Current approaches to diagnose AD (e.g., FDG-PET and CSF-based Aβ and tau protein levels) require sophisticated equipment or lumbar puncture, which could be avoided with the use of blood-based biomarkers. The strength of this study is the integration of meta-analysis and the ABMDA ensemble learning method to identify potential AD biomarkers in blood. However, there are some limitations. First, most of the included miRNA expression studies only conducted qRT-PCR as a validation approach to identify DEmiRNAs, and only 17 of the included studies reported both screening and validation approaches. This means that the present identification of DEmiRNAs was dependent on those selected by researchers in previous studies, and not an objective manner. This implies that the number of DEmiRNAs in AD is likely larger than the number of DEmiRNAs identified in the present study. Second, although most DEmiRNAs from the meta-analysis and ABMDA identification were associated with neuroinflammation, their function was not distinguishable between acute and chronic neuroinflammation.
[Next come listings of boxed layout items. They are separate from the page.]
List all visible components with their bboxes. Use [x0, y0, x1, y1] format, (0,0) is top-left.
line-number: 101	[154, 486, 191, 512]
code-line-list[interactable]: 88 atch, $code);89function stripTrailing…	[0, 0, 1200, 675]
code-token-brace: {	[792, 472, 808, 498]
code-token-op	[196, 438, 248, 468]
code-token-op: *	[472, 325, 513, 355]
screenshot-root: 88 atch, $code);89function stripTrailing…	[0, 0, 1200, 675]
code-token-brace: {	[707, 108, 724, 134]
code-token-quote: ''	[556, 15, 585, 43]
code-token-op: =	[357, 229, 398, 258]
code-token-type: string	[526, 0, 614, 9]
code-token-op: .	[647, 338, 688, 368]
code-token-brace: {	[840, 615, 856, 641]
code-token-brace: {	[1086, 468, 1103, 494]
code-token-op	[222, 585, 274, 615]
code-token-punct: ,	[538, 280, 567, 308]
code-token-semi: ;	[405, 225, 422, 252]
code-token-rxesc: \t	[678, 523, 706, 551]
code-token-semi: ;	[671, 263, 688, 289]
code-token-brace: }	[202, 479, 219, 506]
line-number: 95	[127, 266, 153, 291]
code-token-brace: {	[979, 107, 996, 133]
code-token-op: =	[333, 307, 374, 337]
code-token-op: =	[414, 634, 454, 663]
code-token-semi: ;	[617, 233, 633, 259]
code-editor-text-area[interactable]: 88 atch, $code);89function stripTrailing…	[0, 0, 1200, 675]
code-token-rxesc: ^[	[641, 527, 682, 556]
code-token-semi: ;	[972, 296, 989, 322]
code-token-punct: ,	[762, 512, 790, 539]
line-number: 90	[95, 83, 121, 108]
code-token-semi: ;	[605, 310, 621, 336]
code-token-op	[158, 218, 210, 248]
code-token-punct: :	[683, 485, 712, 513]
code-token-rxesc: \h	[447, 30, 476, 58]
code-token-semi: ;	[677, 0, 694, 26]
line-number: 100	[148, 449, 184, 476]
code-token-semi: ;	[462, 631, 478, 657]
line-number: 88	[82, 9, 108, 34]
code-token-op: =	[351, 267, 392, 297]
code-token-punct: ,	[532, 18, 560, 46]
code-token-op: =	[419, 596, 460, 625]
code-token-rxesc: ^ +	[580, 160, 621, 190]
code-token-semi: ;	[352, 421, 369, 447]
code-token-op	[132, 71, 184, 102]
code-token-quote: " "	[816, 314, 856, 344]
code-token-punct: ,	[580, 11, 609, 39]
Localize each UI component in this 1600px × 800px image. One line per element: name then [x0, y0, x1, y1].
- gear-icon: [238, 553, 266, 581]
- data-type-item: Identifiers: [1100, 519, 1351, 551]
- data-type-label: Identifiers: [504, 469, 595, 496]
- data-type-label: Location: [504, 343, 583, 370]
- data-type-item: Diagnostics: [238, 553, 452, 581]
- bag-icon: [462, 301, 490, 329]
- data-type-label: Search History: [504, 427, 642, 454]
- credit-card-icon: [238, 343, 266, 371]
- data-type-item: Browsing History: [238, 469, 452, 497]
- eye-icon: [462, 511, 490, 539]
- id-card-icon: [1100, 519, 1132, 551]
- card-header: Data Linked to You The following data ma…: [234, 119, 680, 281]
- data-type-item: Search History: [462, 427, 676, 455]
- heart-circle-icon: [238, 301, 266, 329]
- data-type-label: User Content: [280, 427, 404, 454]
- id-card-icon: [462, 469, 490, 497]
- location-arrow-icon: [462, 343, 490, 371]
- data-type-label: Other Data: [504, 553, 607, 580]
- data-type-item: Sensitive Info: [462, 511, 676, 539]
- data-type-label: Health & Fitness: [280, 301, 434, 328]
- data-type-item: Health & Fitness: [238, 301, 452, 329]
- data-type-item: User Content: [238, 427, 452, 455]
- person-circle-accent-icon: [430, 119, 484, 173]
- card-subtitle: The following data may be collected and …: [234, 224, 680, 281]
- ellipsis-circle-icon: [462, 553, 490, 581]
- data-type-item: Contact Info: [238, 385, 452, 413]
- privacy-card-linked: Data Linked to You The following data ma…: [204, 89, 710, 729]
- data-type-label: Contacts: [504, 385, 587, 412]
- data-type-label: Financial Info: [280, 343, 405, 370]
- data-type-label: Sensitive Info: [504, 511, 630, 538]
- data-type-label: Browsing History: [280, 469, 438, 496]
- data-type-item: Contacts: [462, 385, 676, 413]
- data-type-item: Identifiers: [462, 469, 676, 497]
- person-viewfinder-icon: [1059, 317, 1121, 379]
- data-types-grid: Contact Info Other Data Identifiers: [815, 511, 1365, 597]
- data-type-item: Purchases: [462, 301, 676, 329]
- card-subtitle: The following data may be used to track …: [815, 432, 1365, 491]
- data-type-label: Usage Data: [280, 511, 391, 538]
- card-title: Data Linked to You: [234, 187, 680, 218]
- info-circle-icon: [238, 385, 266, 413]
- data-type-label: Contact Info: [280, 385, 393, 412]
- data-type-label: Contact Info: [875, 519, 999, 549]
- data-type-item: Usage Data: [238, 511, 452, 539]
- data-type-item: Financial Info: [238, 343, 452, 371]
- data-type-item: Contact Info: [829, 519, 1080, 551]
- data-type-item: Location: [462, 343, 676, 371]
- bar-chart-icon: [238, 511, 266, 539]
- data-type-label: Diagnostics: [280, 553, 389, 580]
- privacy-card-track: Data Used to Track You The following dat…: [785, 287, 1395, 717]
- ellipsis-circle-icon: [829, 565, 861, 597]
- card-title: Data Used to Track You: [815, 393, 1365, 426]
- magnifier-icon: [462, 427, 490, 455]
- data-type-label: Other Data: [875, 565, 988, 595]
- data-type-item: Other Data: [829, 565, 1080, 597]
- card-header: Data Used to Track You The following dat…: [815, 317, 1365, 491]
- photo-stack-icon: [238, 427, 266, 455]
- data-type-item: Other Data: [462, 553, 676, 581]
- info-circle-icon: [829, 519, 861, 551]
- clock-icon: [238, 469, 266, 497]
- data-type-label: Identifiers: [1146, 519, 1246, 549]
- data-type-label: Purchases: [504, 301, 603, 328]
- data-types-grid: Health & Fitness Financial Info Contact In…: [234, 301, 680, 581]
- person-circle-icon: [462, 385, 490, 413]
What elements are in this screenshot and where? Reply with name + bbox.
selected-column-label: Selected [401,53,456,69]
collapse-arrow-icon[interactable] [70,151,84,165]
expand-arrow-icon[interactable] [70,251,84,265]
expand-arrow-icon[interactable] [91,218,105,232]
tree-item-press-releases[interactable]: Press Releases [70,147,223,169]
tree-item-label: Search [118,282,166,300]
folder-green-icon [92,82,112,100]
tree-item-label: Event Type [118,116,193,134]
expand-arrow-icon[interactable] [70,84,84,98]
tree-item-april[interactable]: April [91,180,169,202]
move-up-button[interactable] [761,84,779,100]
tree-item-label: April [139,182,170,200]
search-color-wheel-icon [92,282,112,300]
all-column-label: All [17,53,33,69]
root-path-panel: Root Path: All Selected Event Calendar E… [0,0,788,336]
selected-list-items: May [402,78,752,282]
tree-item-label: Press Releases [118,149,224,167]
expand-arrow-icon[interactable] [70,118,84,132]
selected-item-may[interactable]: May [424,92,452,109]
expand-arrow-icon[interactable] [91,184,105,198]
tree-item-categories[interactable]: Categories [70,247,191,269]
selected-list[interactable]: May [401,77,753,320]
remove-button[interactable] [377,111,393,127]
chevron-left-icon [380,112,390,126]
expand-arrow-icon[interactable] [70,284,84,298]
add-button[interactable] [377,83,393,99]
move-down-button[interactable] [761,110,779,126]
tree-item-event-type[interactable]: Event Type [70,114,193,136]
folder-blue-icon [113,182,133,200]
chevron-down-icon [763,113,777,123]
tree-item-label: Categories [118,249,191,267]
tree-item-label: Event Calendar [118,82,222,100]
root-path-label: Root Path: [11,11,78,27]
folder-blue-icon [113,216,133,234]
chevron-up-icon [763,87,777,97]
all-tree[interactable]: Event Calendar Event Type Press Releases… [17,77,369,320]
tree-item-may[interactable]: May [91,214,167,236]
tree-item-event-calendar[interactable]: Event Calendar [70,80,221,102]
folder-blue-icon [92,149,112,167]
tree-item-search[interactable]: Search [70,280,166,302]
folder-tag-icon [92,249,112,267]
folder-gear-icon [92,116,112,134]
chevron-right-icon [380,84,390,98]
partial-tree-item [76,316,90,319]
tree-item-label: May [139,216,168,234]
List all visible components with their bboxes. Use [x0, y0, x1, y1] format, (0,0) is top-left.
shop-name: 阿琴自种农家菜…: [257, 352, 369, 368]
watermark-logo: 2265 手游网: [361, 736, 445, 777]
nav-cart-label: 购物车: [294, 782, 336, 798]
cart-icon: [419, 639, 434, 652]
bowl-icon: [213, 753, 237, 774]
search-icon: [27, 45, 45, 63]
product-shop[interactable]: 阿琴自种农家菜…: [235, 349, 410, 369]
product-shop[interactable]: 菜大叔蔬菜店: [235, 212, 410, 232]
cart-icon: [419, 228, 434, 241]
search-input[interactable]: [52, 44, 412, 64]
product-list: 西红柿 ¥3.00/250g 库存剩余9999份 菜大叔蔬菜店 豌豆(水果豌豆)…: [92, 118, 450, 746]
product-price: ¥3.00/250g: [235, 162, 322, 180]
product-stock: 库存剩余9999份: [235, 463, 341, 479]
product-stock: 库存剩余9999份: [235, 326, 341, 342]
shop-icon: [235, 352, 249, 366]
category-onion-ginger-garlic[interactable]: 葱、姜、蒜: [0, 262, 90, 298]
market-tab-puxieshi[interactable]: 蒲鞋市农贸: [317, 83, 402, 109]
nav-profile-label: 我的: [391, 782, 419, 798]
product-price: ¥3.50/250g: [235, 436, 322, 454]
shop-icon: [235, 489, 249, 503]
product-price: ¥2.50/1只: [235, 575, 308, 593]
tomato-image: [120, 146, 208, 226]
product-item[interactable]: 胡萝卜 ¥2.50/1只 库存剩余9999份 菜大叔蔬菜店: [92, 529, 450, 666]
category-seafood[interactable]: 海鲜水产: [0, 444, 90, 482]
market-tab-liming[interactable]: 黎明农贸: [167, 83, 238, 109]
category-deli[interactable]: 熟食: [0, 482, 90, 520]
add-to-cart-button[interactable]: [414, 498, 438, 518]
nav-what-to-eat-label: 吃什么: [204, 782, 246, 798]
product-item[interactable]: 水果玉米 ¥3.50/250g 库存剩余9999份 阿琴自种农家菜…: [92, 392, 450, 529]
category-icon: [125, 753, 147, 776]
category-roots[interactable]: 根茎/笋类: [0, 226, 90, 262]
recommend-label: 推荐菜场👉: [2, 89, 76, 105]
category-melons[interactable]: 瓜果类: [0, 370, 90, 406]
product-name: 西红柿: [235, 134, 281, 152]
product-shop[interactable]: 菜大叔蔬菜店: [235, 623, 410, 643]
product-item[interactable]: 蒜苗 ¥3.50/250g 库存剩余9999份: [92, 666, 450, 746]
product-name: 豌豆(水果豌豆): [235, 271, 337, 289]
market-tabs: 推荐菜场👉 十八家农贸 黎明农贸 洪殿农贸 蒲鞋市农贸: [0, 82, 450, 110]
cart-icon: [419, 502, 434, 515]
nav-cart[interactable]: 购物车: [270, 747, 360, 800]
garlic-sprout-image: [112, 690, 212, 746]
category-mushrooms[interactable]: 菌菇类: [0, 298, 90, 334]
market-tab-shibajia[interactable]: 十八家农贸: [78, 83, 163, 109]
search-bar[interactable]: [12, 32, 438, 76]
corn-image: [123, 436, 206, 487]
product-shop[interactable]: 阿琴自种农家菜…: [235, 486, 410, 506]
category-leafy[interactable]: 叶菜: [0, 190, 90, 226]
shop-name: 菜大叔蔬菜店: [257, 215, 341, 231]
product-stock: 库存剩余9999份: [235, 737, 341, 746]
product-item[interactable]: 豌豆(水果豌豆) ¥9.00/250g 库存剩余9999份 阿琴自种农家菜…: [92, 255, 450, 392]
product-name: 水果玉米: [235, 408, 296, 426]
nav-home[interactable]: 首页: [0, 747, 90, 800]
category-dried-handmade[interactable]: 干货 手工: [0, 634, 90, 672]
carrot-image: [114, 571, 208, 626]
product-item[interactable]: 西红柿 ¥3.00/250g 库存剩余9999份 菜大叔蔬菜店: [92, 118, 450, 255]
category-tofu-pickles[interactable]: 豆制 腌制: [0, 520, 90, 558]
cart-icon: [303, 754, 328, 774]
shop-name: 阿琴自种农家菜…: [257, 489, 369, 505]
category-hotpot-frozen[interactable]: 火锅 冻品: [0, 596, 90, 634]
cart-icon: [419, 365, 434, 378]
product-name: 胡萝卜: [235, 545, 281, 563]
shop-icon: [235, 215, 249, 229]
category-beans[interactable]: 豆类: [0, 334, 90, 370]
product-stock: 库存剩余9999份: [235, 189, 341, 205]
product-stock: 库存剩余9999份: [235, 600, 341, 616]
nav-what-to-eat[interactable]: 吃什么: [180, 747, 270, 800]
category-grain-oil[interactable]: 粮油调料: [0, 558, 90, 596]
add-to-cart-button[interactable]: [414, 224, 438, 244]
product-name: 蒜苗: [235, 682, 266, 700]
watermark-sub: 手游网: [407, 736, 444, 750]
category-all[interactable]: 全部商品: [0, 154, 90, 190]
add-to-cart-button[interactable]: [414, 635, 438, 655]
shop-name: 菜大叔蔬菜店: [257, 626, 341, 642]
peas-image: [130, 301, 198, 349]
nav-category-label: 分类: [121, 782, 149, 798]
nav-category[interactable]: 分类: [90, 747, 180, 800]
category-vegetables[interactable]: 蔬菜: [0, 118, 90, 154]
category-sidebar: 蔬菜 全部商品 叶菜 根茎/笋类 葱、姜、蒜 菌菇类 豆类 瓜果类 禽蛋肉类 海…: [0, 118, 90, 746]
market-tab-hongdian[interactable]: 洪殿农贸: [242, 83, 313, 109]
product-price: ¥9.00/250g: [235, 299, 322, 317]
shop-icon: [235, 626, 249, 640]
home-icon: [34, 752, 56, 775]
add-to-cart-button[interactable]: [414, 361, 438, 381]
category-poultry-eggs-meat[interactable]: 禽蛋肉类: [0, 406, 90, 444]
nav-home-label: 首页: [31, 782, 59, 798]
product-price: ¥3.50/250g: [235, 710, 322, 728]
Acute neuroinflammation is beneficial for microglial clearance of Aβ, whereas chronic neuroinflammation results in neurodegeneration by mediating functional and structural damage to neurons [222, 223]. Third, there were 9 DEmiRNAs from the meta-analysis extracted from the independent comparisons of only one study, suggesting that the meta-analytical results might be biased by the unidentified correlation within the recruited population. Forth, disease stages of AD patients were not fully and consistently provided in most included differential miRNA expression studies, resulting in the performance of subgroup analysis based on disease stage was not currently applicable. Also, the results of original studies might be influenced by the lack of adjustment for the disease stages. Fifth, all the included differential miRNA expression studies were non-longitudinal studies, suggesting that the miRNAs extracted from these studies were not repeated observations over periods of time.

Conclusion

This study identified 28 DEmiRNAs as potential AD biomarkers in blood by meta-analysis and ABMDA ensemble learning in tandem. The DEmiRNAs identified by both meta-analysis and ABMDA were related to neuroinflammation, and those identified solely by ABMDA were related to neuronal CCR.